第 22 章:可观测性
可观测性让你的系统像玻璃一样透明——用指标量化性能、用追踪定位瓶颈、用日志记录细节。 但过度观测也有代价:指标爆炸、存储成本、性能开销。选择观测什么,比观测本身更重要。
⏱️ 快速通道(5 分钟掌握核心)
- 三支柱各有强项:Metrics 看趋势、Traces 追链路、Logs 查细节
- Prometheus 指标命名用
{系统}_{模块}_{动作}_{单位}格式- OpenTelemetry Trace 串联跨服务调用,用 Span 记录每一跳
- 结构化日志必须带 trace_id,方便三者关联分析
- 采样策略:生产环境 10-20%,关键路径可提高到 50%
10 分钟路径:22.1-22.3 → 22.5 → Shannon Lab
周一早上,用户投诉:"Agent 响应太慢了,上周还挺快的。
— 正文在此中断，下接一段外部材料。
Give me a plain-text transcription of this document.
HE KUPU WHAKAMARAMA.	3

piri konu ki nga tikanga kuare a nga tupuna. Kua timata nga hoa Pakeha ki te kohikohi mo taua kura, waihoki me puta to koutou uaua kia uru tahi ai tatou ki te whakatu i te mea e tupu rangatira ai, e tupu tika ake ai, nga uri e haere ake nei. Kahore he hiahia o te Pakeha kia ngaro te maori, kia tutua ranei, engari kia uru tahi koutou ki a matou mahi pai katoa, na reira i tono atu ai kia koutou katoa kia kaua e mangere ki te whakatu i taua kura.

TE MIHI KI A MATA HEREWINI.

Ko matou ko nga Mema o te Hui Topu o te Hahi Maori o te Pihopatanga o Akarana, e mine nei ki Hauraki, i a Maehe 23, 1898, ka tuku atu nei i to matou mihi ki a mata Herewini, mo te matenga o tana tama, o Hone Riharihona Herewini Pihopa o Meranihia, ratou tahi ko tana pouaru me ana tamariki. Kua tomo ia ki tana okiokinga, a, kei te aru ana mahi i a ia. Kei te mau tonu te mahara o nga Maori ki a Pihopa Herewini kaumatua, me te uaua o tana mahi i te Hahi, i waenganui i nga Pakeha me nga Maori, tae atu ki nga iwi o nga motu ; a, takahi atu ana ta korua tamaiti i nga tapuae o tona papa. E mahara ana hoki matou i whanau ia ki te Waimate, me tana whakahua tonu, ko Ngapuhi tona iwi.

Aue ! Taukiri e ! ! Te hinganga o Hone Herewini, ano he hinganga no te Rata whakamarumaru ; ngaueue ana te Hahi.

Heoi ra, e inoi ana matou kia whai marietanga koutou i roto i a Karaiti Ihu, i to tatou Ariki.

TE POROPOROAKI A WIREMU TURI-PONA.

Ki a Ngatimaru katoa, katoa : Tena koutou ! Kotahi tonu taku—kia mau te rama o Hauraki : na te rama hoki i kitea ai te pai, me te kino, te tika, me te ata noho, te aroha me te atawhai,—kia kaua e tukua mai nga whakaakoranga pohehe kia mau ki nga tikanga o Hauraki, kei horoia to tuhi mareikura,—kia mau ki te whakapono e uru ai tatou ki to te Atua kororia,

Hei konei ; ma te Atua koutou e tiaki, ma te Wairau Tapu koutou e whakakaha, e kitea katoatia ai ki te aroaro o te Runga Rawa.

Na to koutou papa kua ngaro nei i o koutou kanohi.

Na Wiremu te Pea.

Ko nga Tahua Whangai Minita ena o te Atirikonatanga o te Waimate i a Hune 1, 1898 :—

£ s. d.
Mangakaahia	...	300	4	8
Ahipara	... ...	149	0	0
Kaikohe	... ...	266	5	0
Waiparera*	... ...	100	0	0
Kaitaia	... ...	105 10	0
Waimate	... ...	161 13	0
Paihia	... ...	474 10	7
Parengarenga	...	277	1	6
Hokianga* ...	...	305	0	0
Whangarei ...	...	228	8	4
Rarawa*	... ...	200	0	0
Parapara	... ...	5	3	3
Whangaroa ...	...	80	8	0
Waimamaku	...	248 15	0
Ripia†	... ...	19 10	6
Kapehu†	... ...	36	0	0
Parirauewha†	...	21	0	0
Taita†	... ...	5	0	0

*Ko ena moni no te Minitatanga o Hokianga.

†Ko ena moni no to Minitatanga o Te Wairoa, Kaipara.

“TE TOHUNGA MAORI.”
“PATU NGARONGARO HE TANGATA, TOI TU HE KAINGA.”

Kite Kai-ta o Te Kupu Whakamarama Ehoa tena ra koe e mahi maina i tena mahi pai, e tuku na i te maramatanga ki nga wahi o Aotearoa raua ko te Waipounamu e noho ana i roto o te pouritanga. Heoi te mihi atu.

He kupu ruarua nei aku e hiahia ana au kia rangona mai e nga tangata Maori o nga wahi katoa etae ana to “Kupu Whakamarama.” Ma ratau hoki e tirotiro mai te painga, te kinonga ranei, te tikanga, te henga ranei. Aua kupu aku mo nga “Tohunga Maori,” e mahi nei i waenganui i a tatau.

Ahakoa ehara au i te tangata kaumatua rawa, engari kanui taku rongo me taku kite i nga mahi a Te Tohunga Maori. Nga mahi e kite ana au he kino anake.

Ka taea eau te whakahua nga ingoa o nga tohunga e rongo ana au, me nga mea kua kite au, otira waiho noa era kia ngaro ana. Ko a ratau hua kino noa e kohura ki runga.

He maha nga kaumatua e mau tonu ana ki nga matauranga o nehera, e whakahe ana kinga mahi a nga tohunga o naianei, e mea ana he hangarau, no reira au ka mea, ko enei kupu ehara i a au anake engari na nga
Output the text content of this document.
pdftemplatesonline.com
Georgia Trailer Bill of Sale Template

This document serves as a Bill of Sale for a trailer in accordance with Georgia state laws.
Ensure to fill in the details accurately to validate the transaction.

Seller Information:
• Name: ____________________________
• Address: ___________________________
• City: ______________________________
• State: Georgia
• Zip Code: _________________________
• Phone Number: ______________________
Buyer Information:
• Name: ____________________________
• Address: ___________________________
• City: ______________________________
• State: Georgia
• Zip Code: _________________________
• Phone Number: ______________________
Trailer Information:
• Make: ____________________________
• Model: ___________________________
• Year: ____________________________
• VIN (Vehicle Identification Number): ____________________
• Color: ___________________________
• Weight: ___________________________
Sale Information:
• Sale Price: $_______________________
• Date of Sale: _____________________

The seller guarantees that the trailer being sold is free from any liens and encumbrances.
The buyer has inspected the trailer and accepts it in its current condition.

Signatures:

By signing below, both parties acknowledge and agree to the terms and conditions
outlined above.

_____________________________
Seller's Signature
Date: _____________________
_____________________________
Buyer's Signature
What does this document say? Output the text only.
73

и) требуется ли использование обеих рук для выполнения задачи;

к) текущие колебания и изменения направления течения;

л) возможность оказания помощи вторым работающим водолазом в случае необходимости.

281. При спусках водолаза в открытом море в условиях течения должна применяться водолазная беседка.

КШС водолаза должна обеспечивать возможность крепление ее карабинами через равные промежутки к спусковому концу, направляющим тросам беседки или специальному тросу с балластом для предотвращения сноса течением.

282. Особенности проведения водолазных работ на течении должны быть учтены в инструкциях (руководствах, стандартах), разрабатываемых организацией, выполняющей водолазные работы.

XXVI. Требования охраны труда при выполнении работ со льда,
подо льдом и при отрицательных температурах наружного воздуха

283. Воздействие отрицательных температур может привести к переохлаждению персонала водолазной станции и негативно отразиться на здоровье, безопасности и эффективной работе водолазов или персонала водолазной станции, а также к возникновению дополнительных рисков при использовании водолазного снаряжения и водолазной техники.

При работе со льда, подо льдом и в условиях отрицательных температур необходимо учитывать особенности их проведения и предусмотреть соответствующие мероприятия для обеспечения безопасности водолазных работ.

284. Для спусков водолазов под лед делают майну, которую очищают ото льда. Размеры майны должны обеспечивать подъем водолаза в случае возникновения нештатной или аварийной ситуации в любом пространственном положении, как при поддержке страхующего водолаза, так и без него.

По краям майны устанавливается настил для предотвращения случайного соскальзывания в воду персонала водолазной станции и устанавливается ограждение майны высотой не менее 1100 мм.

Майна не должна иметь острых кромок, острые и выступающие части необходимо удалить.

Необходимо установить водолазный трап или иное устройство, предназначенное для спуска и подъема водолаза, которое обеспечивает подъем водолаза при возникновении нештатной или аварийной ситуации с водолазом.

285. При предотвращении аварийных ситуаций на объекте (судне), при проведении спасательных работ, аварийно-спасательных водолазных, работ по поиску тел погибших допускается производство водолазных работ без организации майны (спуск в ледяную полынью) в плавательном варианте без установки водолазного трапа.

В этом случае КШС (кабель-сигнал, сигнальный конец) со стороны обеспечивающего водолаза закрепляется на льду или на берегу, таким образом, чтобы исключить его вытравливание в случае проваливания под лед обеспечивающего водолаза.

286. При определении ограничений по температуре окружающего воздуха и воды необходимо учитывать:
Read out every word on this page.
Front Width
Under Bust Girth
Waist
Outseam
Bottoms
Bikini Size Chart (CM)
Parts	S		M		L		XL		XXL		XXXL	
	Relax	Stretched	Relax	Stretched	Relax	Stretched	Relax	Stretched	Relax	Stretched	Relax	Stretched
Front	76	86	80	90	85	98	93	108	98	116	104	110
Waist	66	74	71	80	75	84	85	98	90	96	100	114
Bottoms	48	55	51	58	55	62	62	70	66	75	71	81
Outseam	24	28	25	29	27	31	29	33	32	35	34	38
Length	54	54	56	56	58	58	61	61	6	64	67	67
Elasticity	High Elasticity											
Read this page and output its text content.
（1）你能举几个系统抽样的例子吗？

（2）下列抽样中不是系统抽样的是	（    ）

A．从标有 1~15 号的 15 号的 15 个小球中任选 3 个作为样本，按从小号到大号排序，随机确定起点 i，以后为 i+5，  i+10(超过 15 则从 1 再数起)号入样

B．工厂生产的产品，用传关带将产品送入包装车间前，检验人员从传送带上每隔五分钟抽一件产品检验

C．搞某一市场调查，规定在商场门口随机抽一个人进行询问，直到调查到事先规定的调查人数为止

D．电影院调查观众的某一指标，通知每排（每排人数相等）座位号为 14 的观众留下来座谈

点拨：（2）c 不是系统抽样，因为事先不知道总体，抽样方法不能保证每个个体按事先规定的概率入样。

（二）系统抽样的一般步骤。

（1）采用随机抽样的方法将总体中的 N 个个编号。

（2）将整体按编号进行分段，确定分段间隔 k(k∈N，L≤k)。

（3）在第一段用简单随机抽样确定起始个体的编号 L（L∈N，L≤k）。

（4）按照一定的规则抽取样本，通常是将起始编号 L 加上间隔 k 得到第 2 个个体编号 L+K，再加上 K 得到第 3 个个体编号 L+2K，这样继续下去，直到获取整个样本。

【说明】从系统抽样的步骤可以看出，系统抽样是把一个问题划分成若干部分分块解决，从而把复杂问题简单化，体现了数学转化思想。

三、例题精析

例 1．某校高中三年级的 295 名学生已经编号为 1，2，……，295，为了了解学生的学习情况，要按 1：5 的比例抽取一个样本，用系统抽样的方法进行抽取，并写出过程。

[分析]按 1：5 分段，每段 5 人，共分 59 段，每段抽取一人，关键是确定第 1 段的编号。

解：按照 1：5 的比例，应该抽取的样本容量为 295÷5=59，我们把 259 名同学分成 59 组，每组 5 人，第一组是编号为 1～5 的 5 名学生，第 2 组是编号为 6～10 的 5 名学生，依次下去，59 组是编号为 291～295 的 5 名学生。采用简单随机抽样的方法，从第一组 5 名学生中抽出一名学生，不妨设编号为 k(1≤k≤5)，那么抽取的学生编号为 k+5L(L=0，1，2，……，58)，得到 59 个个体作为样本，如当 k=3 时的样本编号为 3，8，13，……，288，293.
"
你打开日志,翻了一个小时:
- LLM API 是变慢了,还是我们的代码慢了?
- 是所有请求都慢,还是只有某类任务慢?
- Token 消耗是正常的还是异常的?
- 哪个 Agent 最耗时?失败率是多少?
答案是:不知道,只能猜。
这就是为什么需要可观测性。
22.1 可观测性三支柱
三者各有侧重,互为补充:
| 支柱 | 强项 | 弱项 | 典型问题 |
|---|---|---|---|
| Metrics | 聚合、趋势、告警 | 不知道单次请求细节 | "失败率是多少?" |
| Traces | 单次请求全链路 | 存储成本高 | "这个请求卡在哪里?" |
| Logs | 详细上下文 | 难以聚合分析 | "报错时参数是什么?" |
22.2 Prometheus 指标
为什么选 Prometheus?
- 时序数据库,天然适合性能指标
- 拉取模式(Pull),服务无需知道监控系统存在
- 强大的查询语言 PromQL
- 生态成熟:Grafana、Alertmanager
Shannon 的指标体系
Shannon 在 go/orchestrator/internal/workflows/metrics/pattern_metrics.go 中定义了 Pattern 级别的指标:
package metrics
import (
"github.com/prometheus/client_golang/prometheus"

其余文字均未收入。